English has a particularly large inventory of vowel phonemes which differ greatly between different English dialects.

Rhoticity

Rhoticity in English refers to the pronunciation of the consonant /r/ in all contexts, while non-rhoticity refers to the dropping of the /r/ sound in particular contexts. From the 18th century, non-rhoticity spread from southeastern England, gradually becoming prestigious. This attitude is still prevalent in the United Kingdom, Carolina, Georgia, and the vast majority of English-speaking communities in Asia and Africa today. In the early 20th century, particularly after the Great War, Anglo-American countries (such as Virginia and New England) gradually began to embrace rhotic speech as the standard pronunciation.
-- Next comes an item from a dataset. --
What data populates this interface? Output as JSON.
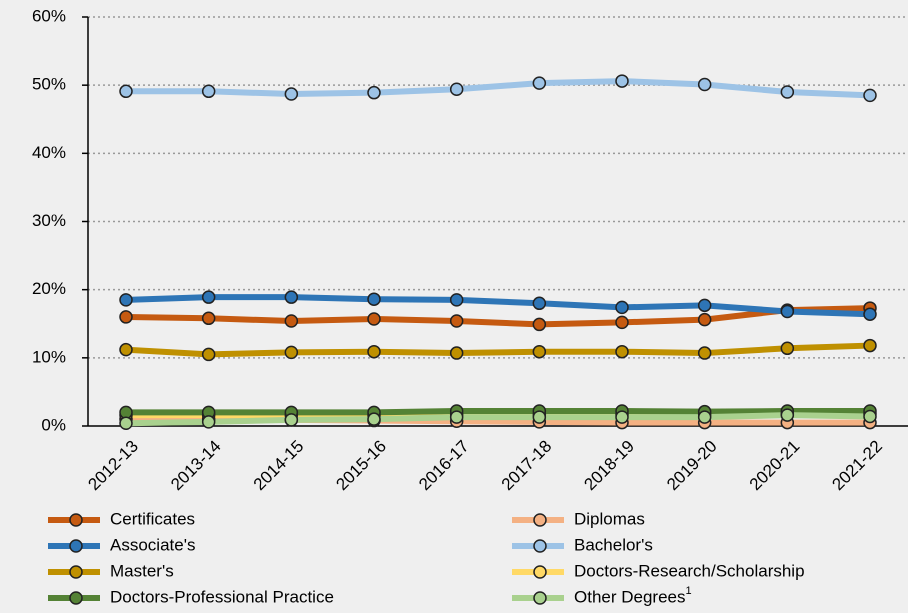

In spite of any mainstream attitudes, a wide variety in rhotic pronunciation exists within Anglophone nations; for example, Scottish English speakers are usually rhotic, while the classic Yankee accent of New England is non-rhotic.

The most common rhotics in English include the tap [ɾ], the approximant [ɹ], and the retroflex [ɻ]. The trilled rhotic [r] dropped out of common usage in England in the 16th century, though today it is still heard in parts of Scotland, Ireland, Carolina, the Carnatic, and Georgia.